睡蓮と蓮の見分け方については→ ここをクリック
2012/07/26/再度の訂正です。 宮崎君から「貴兄の写真を見る限りでは、葉に切れ込みが有りますのでスイレンのようですね。葉っぱが水面から僅かに出ているものもあり、立葉もどきの格好にもとれますが、通年で見ますと今以上に立ちあがった格好は見たことないように思います。梅雨が明け水面高さが下がったことによる一時的現象かなと思います。 」とのメールを頂きました。
Riroが撮影した写真を原寸大で見たら切れ込みがありました。宮崎君の観察力の凄さに脱帽です。部分拡大と2枚の写真を改めて追加します。

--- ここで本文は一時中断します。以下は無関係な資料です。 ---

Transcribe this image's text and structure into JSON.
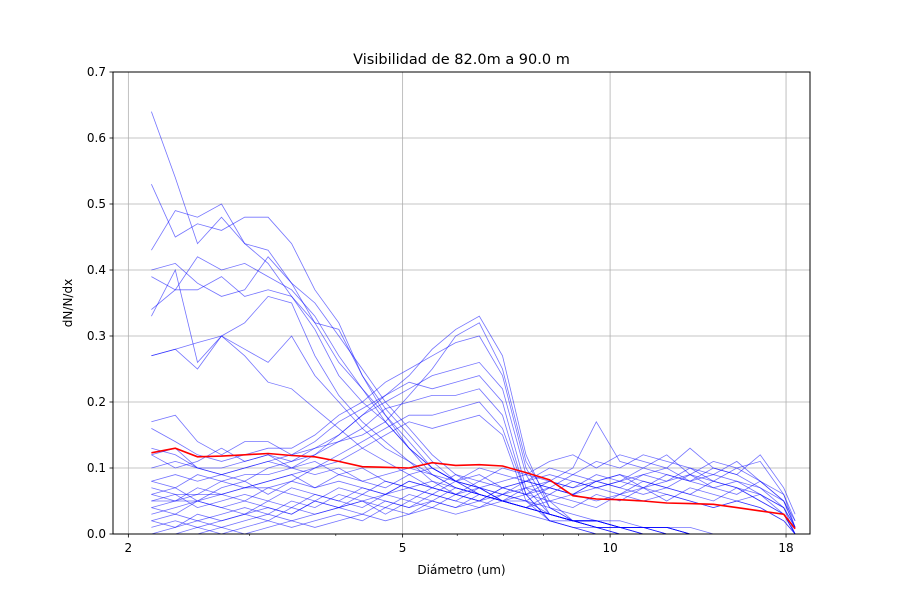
{
  "chart_data": {
    "type": "line",
    "title": "Visibilidad de 82.0m a 90.0 m",
    "xlabel": "Diámetro (um)",
    "ylabel": "dN/N/dx",
    "xscale": "log",
    "xlim": [
      1.9,
      19.5
    ],
    "ylim": [
      0,
      0.7
    ],
    "xticks": [
      2,
      5,
      10,
      18
    ],
    "xtick_labels": [
      "2",
      "5",
      "10",
      "18"
    ],
    "yticks": [
      0.0,
      0.1,
      0.2,
      0.3,
      0.4,
      0.5,
      0.6,
      0.7
    ],
    "ytick_labels": [
      "0.0",
      "0.1",
      "0.2",
      "0.3",
      "0.4",
      "0.5",
      "0.6",
      "0.7"
    ],
    "grid": true,
    "x": [
      2.16,
      2.34,
      2.52,
      2.73,
      2.95,
      3.19,
      3.45,
      3.73,
      4.04,
      4.37,
      4.72,
      5.11,
      5.52,
      5.97,
      6.46,
      6.98,
      7.55,
      8.17,
      8.83,
      9.55,
      10.33,
      11.17,
      12.08,
      13.06,
      14.12,
      15.27,
      16.51,
      17.86,
      18.55
    ],
    "individual_color": "#0000ff",
    "mean_color": "#ff0000",
    "series": [
      {
        "values": [
          0.64,
          0.54,
          0.44,
          0.48,
          0.44,
          0.43,
          0.38,
          0.32,
          0.26,
          0.22,
          0.18,
          0.13,
          0.09,
          0.07,
          0.06,
          0.05,
          0.05,
          0.03,
          0.02,
          0.02,
          0.01,
          0.01,
          0.01,
          0.0,
          0.0,
          0.0,
          0.0,
          0.0,
          0.0
        ]
      },
      {
        "values": [
          0.53,
          0.45,
          0.47,
          0.46,
          0.48,
          0.48,
          0.44,
          0.37,
          0.32,
          0.24,
          0.19,
          0.15,
          0.11,
          0.08,
          0.07,
          0.05,
          0.04,
          0.03,
          0.02,
          0.02,
          0.01,
          0.01,
          0.01,
          0.0,
          0.0,
          0.0,
          0.0,
          0.0,
          0.0
        ]
      },
      {
        "values": [
          0.43,
          0.49,
          0.48,
          0.5,
          0.44,
          0.41,
          0.36,
          0.32,
          0.31,
          0.24,
          0.18,
          0.14,
          0.1,
          0.08,
          0.06,
          0.05,
          0.04,
          0.03,
          0.02,
          0.02,
          0.01,
          0.01,
          0.0,
          0.0,
          0.0,
          0.0,
          0.0,
          0.0,
          0.0
        ]
      },
      {
        "values": [
          0.4,
          0.41,
          0.38,
          0.36,
          0.37,
          0.42,
          0.38,
          0.35,
          0.3,
          0.25,
          0.2,
          0.16,
          0.12,
          0.09,
          0.07,
          0.06,
          0.05,
          0.04,
          0.03,
          0.02,
          0.02,
          0.01,
          0.01,
          0.01,
          0.0,
          0.0,
          0.0,
          0.0,
          0.0
        ]
      },
      {
        "values": [
          0.39,
          0.37,
          0.42,
          0.4,
          0.41,
          0.39,
          0.37,
          0.33,
          0.27,
          0.22,
          0.17,
          0.13,
          0.1,
          0.08,
          0.06,
          0.05,
          0.04,
          0.03,
          0.02,
          0.02,
          0.01,
          0.01,
          0.01,
          0.0,
          0.0,
          0.0,
          0.0,
          0.0,
          0.0
        ]
      },
      {
        "values": [
          0.34,
          0.37,
          0.37,
          0.39,
          0.36,
          0.37,
          0.36,
          0.31,
          0.24,
          0.2,
          0.17,
          0.13,
          0.1,
          0.08,
          0.07,
          0.05,
          0.04,
          0.03,
          0.02,
          0.02,
          0.01,
          0.01,
          0.01,
          0.0,
          0.0,
          0.0,
          0.0,
          0.0,
          0.0
        ]
      },
      {
        "values": [
          0.33,
          0.4,
          0.26,
          0.3,
          0.32,
          0.36,
          0.35,
          0.27,
          0.21,
          0.17,
          0.14,
          0.11,
          0.09,
          0.07,
          0.06,
          0.05,
          0.04,
          0.03,
          0.02,
          0.02,
          0.01,
          0.01,
          0.0,
          0.0,
          0.0,
          0.0,
          0.0,
          0.0,
          0.0
        ]
      },
      {
        "values": [
          0.27,
          0.28,
          0.29,
          0.3,
          0.28,
          0.26,
          0.3,
          0.24,
          0.2,
          0.16,
          0.13,
          0.11,
          0.08,
          0.07,
          0.06,
          0.05,
          0.04,
          0.03,
          0.02,
          0.02,
          0.01,
          0.01,
          0.01,
          0.0,
          0.0,
          0.0,
          0.0,
          0.0,
          0.0
        ]
      },
      {
        "values": [
          0.27,
          0.28,
          0.25,
          0.3,
          0.27,
          0.23,
          0.22,
          0.19,
          0.16,
          0.13,
          0.11,
          0.09,
          0.07,
          0.06,
          0.05,
          0.04,
          0.03,
          0.02,
          0.02,
          0.01,
          0.01,
          0.01,
          0.0,
          0.0,
          0.0,
          0.0,
          0.0,
          0.0,
          0.0
        ]
      },
      {
        "values": [
          0.17,
          0.18,
          0.14,
          0.12,
          0.14,
          0.14,
          0.12,
          0.13,
          0.14,
          0.15,
          0.17,
          0.21,
          0.25,
          0.3,
          0.32,
          0.25,
          0.11,
          0.05,
          0.02,
          0.01,
          0.01,
          0.0,
          0.0,
          0.0,
          0.0,
          0.0,
          0.0,
          0.0,
          0.0
        ]
      },
      {
        "values": [
          0.13,
          0.12,
          0.1,
          0.09,
          0.1,
          0.11,
          0.12,
          0.14,
          0.17,
          0.19,
          0.21,
          0.24,
          0.28,
          0.31,
          0.33,
          0.27,
          0.12,
          0.04,
          0.02,
          0.01,
          0.01,
          0.0,
          0.0,
          0.0,
          0.0,
          0.0,
          0.0,
          0.0,
          0.0
        ]
      },
      {
        "values": [
          0.16,
          0.14,
          0.12,
          0.11,
          0.12,
          0.13,
          0.13,
          0.15,
          0.18,
          0.2,
          0.23,
          0.25,
          0.27,
          0.29,
          0.3,
          0.24,
          0.1,
          0.04,
          0.02,
          0.01,
          0.01,
          0.0,
          0.0,
          0.0,
          0.0,
          0.0,
          0.0,
          0.0,
          0.0
        ]
      },
      {
        "values": [
          0.12,
          0.13,
          0.1,
          0.1,
          0.11,
          0.12,
          0.11,
          0.12,
          0.15,
          0.18,
          0.2,
          0.22,
          0.24,
          0.25,
          0.26,
          0.22,
          0.09,
          0.03,
          0.02,
          0.01,
          0.0,
          0.0,
          0.0,
          0.0,
          0.0,
          0.0,
          0.0,
          0.0,
          0.0
        ]
      },
      {
        "values": [
          0.08,
          0.09,
          0.08,
          0.09,
          0.08,
          0.1,
          0.11,
          0.13,
          0.15,
          0.18,
          0.21,
          0.23,
          0.22,
          0.23,
          0.24,
          0.2,
          0.07,
          0.03,
          0.02,
          0.01,
          0.0,
          0.0,
          0.0,
          0.0,
          0.0,
          0.0,
          0.0,
          0.0,
          0.0
        ]
      },
      {
        "values": [
          0.07,
          0.06,
          0.06,
          0.08,
          0.09,
          0.09,
          0.1,
          0.12,
          0.14,
          0.16,
          0.19,
          0.2,
          0.21,
          0.21,
          0.22,
          0.18,
          0.06,
          0.02,
          0.01,
          0.01,
          0.0,
          0.0,
          0.0,
          0.0,
          0.0,
          0.0,
          0.0,
          0.0,
          0.0
        ]
      },
      {
        "values": [
          0.05,
          0.05,
          0.05,
          0.06,
          0.07,
          0.08,
          0.09,
          0.1,
          0.12,
          0.14,
          0.16,
          0.18,
          0.18,
          0.19,
          0.2,
          0.16,
          0.06,
          0.02,
          0.01,
          0.0,
          0.0,
          0.0,
          0.0,
          0.0,
          0.0,
          0.0,
          0.0,
          0.0,
          0.0
        ]
      },
      {
        "values": [
          0.04,
          0.05,
          0.06,
          0.06,
          0.07,
          0.07,
          0.08,
          0.1,
          0.11,
          0.13,
          0.15,
          0.17,
          0.16,
          0.17,
          0.18,
          0.15,
          0.05,
          0.02,
          0.01,
          0.0,
          0.0,
          0.0,
          0.0,
          0.0,
          0.0,
          0.0,
          0.0,
          0.0,
          0.0
        ]
      },
      {
        "values": [
          0.1,
          0.11,
          0.1,
          0.09,
          0.1,
          0.11,
          0.1,
          0.09,
          0.1,
          0.08,
          0.09,
          0.1,
          0.09,
          0.08,
          0.1,
          0.09,
          0.08,
          0.1,
          0.09,
          0.11,
          0.1,
          0.12,
          0.11,
          0.1,
          0.09,
          0.11,
          0.08,
          0.05,
          0.02
        ]
      },
      {
        "values": [
          0.05,
          0.06,
          0.04,
          0.05,
          0.06,
          0.05,
          0.07,
          0.06,
          0.05,
          0.07,
          0.06,
          0.08,
          0.07,
          0.09,
          0.08,
          0.1,
          0.09,
          0.11,
          0.12,
          0.1,
          0.12,
          0.11,
          0.1,
          0.13,
          0.1,
          0.09,
          0.12,
          0.07,
          0.03
        ]
      },
      {
        "values": [
          0.03,
          0.04,
          0.05,
          0.04,
          0.03,
          0.05,
          0.04,
          0.06,
          0.05,
          0.04,
          0.06,
          0.07,
          0.06,
          0.08,
          0.07,
          0.08,
          0.09,
          0.08,
          0.1,
          0.17,
          0.11,
          0.1,
          0.12,
          0.09,
          0.11,
          0.1,
          0.08,
          0.06,
          0.01
        ]
      },
      {
        "values": [
          0.02,
          0.03,
          0.02,
          0.03,
          0.04,
          0.03,
          0.05,
          0.04,
          0.06,
          0.05,
          0.04,
          0.06,
          0.05,
          0.07,
          0.06,
          0.05,
          0.07,
          0.08,
          0.07,
          0.09,
          0.08,
          0.1,
          0.09,
          0.08,
          0.1,
          0.09,
          0.07,
          0.05,
          0.01
        ]
      },
      {
        "values": [
          0.06,
          0.05,
          0.07,
          0.06,
          0.05,
          0.07,
          0.06,
          0.05,
          0.07,
          0.06,
          0.08,
          0.07,
          0.06,
          0.05,
          0.07,
          0.06,
          0.08,
          0.07,
          0.09,
          0.08,
          0.07,
          0.09,
          0.08,
          0.09,
          0.07,
          0.06,
          0.08,
          0.05,
          0.01
        ]
      },
      {
        "values": [
          0.01,
          0.02,
          0.01,
          0.02,
          0.03,
          0.02,
          0.04,
          0.03,
          0.04,
          0.05,
          0.03,
          0.05,
          0.04,
          0.06,
          0.05,
          0.07,
          0.06,
          0.08,
          0.07,
          0.08,
          0.09,
          0.07,
          0.08,
          0.1,
          0.08,
          0.07,
          0.06,
          0.04,
          0.0
        ]
      },
      {
        "values": [
          0.0,
          0.01,
          0.02,
          0.01,
          0.02,
          0.03,
          0.02,
          0.03,
          0.04,
          0.03,
          0.05,
          0.04,
          0.06,
          0.05,
          0.04,
          0.06,
          0.07,
          0.06,
          0.08,
          0.07,
          0.08,
          0.07,
          0.09,
          0.08,
          0.07,
          0.08,
          0.06,
          0.04,
          0.01
        ]
      },
      {
        "values": [
          0.08,
          0.07,
          0.09,
          0.08,
          0.07,
          0.08,
          0.09,
          0.07,
          0.08,
          0.07,
          0.06,
          0.08,
          0.07,
          0.06,
          0.08,
          0.07,
          0.06,
          0.07,
          0.06,
          0.08,
          0.07,
          0.06,
          0.07,
          0.06,
          0.05,
          0.07,
          0.05,
          0.03,
          0.0
        ]
      },
      {
        "values": [
          0.04,
          0.03,
          0.05,
          0.04,
          0.05,
          0.04,
          0.03,
          0.05,
          0.04,
          0.06,
          0.05,
          0.04,
          0.05,
          0.04,
          0.06,
          0.05,
          0.04,
          0.06,
          0.05,
          0.04,
          0.06,
          0.05,
          0.06,
          0.05,
          0.04,
          0.05,
          0.04,
          0.02,
          0.0
        ]
      },
      {
        "values": [
          0.0,
          0.0,
          0.01,
          0.0,
          0.01,
          0.02,
          0.01,
          0.02,
          0.03,
          0.02,
          0.04,
          0.03,
          0.05,
          0.04,
          0.05,
          0.06,
          0.05,
          0.07,
          0.06,
          0.07,
          0.06,
          0.08,
          0.07,
          0.06,
          0.08,
          0.07,
          0.05,
          0.03,
          0.0
        ]
      },
      {
        "values": [
          0.0,
          0.0,
          0.0,
          0.01,
          0.0,
          0.01,
          0.02,
          0.01,
          0.02,
          0.03,
          0.02,
          0.03,
          0.04,
          0.03,
          0.04,
          0.05,
          0.04,
          0.05,
          0.06,
          0.05,
          0.06,
          0.07,
          0.05,
          0.07,
          0.06,
          0.05,
          0.06,
          0.03,
          0.0
        ]
      },
      {
        "values": [
          0.12,
          0.1,
          0.11,
          0.13,
          0.11,
          0.12,
          0.1,
          0.11,
          0.09,
          0.1,
          0.08,
          0.07,
          0.08,
          0.06,
          0.07,
          0.05,
          0.06,
          0.05,
          0.04,
          0.06,
          0.05,
          0.07,
          0.06,
          0.05,
          0.04,
          0.05,
          0.04,
          0.02,
          0.0
        ]
      },
      {
        "values": [
          0.06,
          0.07,
          0.05,
          0.07,
          0.08,
          0.06,
          0.08,
          0.07,
          0.09,
          0.08,
          0.07,
          0.09,
          0.1,
          0.08,
          0.09,
          0.07,
          0.08,
          0.09,
          0.08,
          0.07,
          0.08,
          0.09,
          0.1,
          0.08,
          0.09,
          0.08,
          0.07,
          0.04,
          0.01
        ]
      },
      {
        "values": [
          0.02,
          0.01,
          0.03,
          0.02,
          0.03,
          0.04,
          0.03,
          0.05,
          0.04,
          0.05,
          0.06,
          0.05,
          0.07,
          0.06,
          0.05,
          0.07,
          0.08,
          0.07,
          0.06,
          0.08,
          0.09,
          0.08,
          0.07,
          0.09,
          0.08,
          0.1,
          0.11,
          0.06,
          0.02
        ]
      }
    ],
    "mean": {
      "values": [
        0.123,
        0.13,
        0.117,
        0.118,
        0.12,
        0.122,
        0.119,
        0.117,
        0.11,
        0.102,
        0.101,
        0.1,
        0.108,
        0.104,
        0.105,
        0.103,
        0.093,
        0.082,
        0.058,
        0.053,
        0.052,
        0.05,
        0.047,
        0.046,
        0.045,
        0.04,
        0.035,
        0.03,
        0.008
      ]
    }
  }
}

宮崎君からその後もメールがありました。「念のため現地確認をしてきました。あの池の花は、ピンクも黄色もすべてスイレンです。立葉もどきの状態になる原因は、水かさと言うより、葉の立てこみ具合です。混み合っていると競り合って水面まで茎が傾けないと言うことです。葉の切れ込みは、葉が水面にペたっと広がって浮くための仕掛けだと気が付きました。切れ込みが無いと葉はすり鉢状のまま水に浮くことになりますので、雨などが降ると水がたまって沈んでしまい窒息します。水面にぺたっと広がっておけば水をかぶっても水はころころと転がって落ちてしまいます。いつもながら、環境適応進化の合理性には感心させられます。

 
帰りは、反対側を歩きましたが、結局、アサザは見つけることが出来ませんでした。しかし、今回はじめて遊水地周辺を回り、遊水地の作り方、九州北部豪雨で坪井川流域の氾濫が抑えられたことは, その効果が発揮された実証であり、公共工事の真髄を見た思いがしました。
 
坪井川で見つけることが、出来なかったので、昼からは江津湖へ向かいました。熊本記念植物採集会の方が公園管理事務所に勤務されています。お話を伺うことが出来ました。「以前、公園だからということで江津湖で植栽をした時期があったが、いつの間にか、持ちさられて、あちこちに散らばった。これは、希少種であるアサザにはあってはならないことであるという話が出た。そこで、自分が植栽したのだから、自分の責任で江津湖のアサザは全部処分した。自分は熊本県のどこに自生のが咲いているのか知らない。」とのことでした。「坪井の遊水地にあるそうですよ」と、話すと「清水校区のと同じ。誰かが植えっただろう」とのことでした。
 
がっかりして、昨年見た「ミズアオイ」の現地を見に行ったら、先の豪雨で河原が大変荒れていて、堤防から降りるのを止めて帰りました。
2012/02/26/追記 アサザについて
昭和44年3月30日 発行 「熊本県植物誌」には
「平地ノ池溝 稍普通: 各地」と記されています。
 
熊本県発行 「レッドデータブックくまもと 2009」には
絶滅危惧種TA類(CR)
生育状況「1960年代以前は県内の平野部各地に見られたと言われるが、確認記録があるのは熊本市と錦町だけである。近年、熊本市の数ケ所で生育が確認されているが、発生状況から推察して、栽培個体の逸出と思われる。本来の自生種は絶滅または絶滅寸前の状況と思われる。」と、記されています。